= Mapping the Practice and Profession of Sculpture in Britain and Ireland 1851–1951 =

Online database of sculpture and artists

Mapping the Practice and Profession of Sculpture in Britain and Ireland 1851–1951 (Mapping Sculpture) is an online database of sculptors and their works. It is the result of a three-year research programme, funded by the Arts and Humanities Research Council and the British Academy. The project was a partnership between University of Glasgow, the Victoria and Albert Museum and the Henry Moore Institute, with systems development being carried out by the Humanities Advanced Technology and Information Institute.

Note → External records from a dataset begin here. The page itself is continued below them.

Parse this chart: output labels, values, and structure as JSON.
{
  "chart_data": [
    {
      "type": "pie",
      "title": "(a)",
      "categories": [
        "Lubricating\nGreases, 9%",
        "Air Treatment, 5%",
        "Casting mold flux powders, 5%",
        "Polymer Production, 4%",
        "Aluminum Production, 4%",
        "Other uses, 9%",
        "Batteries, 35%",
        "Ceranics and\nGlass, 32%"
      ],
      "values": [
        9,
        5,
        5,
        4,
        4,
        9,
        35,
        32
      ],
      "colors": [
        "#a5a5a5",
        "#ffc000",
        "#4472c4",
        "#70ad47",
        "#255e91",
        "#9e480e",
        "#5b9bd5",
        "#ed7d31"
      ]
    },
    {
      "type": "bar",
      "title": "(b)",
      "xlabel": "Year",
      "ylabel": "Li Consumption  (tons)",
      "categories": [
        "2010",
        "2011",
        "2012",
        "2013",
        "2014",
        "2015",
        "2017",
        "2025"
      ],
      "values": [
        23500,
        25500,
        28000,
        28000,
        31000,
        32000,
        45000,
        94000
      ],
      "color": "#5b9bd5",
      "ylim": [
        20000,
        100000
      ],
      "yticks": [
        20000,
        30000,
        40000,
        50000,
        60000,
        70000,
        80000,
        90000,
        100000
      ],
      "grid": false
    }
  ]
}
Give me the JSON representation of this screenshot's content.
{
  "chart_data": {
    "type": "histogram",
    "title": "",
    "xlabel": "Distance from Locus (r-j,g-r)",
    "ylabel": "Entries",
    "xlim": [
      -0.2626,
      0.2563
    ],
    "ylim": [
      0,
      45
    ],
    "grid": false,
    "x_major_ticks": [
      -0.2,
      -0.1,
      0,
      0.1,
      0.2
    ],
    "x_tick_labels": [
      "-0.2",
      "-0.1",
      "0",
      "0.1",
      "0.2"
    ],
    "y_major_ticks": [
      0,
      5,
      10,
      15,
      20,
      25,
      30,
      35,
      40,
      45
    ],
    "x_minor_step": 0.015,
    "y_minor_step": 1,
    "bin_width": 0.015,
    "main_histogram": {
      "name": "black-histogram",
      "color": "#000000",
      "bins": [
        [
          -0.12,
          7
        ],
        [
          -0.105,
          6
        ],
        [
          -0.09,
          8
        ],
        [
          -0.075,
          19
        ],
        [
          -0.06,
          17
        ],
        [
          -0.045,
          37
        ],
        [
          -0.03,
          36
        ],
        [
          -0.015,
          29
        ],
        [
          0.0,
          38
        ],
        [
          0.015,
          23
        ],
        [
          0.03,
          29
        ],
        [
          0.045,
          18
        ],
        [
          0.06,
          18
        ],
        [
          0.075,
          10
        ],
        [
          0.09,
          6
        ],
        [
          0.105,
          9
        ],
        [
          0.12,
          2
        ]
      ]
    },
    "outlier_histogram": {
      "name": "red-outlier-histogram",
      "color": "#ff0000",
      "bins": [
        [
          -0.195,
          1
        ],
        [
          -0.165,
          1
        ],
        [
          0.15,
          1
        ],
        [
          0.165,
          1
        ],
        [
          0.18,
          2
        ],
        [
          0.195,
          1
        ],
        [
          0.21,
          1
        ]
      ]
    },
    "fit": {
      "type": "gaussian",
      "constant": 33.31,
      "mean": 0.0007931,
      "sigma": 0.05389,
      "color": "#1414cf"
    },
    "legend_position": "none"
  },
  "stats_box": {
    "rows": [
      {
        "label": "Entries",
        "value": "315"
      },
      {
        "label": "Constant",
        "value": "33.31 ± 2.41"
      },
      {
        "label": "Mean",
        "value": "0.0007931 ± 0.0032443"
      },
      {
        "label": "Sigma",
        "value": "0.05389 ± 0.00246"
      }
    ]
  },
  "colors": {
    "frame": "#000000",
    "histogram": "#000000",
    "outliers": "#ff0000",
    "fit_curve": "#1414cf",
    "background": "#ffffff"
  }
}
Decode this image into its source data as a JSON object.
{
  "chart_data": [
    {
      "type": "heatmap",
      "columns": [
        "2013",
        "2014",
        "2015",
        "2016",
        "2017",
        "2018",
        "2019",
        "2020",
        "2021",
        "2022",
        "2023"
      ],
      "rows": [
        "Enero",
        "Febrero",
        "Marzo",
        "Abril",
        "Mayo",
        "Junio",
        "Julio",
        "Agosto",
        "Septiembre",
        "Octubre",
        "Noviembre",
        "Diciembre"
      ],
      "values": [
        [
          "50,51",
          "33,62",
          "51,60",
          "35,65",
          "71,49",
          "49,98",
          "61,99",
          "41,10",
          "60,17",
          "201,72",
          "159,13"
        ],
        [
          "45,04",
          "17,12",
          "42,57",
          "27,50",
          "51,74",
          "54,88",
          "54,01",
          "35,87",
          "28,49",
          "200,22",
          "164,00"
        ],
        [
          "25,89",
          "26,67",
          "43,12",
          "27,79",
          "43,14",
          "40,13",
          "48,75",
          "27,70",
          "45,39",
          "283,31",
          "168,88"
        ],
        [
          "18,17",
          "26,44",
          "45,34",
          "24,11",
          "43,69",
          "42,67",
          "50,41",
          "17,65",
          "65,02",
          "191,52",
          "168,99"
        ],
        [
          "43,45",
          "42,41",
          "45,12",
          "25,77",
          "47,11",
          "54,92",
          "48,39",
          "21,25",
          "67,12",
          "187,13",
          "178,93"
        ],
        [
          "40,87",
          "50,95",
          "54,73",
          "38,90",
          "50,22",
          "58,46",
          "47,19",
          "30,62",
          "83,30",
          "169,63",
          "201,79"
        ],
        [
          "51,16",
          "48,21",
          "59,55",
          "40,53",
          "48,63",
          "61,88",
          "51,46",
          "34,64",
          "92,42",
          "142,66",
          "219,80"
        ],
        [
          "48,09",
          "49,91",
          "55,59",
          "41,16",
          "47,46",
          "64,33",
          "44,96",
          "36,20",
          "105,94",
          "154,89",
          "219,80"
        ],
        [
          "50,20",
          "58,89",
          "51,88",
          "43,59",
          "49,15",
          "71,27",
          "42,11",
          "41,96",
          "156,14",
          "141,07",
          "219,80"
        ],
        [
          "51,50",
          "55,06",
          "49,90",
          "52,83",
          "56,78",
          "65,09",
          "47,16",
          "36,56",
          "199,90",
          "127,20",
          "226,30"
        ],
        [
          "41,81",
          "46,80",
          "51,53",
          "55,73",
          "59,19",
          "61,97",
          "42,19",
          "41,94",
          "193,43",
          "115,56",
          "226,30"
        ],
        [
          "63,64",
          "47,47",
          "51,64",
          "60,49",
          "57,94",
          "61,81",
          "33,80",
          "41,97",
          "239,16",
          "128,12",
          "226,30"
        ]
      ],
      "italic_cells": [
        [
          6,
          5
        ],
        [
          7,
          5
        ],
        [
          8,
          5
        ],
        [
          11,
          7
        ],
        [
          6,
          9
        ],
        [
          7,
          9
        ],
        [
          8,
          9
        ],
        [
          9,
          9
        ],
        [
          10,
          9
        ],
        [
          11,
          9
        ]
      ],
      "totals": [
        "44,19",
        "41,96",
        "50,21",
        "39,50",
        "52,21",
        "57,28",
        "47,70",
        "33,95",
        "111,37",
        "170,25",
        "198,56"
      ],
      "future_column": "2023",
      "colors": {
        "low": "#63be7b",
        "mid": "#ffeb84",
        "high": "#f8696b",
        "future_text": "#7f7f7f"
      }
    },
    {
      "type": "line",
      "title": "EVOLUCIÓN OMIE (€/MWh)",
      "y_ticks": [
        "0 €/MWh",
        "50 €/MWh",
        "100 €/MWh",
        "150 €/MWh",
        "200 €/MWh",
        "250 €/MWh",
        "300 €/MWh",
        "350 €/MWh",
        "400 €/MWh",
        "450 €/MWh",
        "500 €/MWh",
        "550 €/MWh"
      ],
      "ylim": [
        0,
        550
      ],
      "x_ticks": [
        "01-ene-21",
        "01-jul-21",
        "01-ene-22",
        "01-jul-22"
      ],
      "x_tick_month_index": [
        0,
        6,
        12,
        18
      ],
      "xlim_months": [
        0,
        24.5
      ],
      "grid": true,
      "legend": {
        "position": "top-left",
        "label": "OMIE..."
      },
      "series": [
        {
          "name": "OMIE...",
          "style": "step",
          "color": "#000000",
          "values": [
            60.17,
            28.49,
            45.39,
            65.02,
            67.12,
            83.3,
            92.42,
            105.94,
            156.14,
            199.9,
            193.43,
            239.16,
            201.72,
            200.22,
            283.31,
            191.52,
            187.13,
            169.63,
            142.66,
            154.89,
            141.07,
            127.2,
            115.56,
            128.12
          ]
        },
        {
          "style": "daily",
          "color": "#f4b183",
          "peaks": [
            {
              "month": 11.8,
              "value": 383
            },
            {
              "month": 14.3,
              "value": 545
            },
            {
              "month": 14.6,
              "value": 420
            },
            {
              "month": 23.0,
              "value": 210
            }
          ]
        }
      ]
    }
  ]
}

The project represents the first authoritative study of sculptors, related businesses and trades, art infrastructures, professional networks and cultural geographies, between the Great Exhibition of 1851, and the Festival of Britain in 1951. The database contains over 50,000 records about sculptural practice.

Mapping Sculpture was originated by Ann Compton (Institute of Art History, University of Glasgow), who served as Project Director and Editor, with Professor Alison Yarrington (University of Glasgow, now University of Hull) as Principal Investigator and Dr Marjorie Trusted (Victoria and Albert Museum) as Co-Investigator. HATII's Matthew Barr was the Systems Developer.

A special issue of the Sculpture Journal, devoted to the Mapping Sculpture project, was published in December 2012.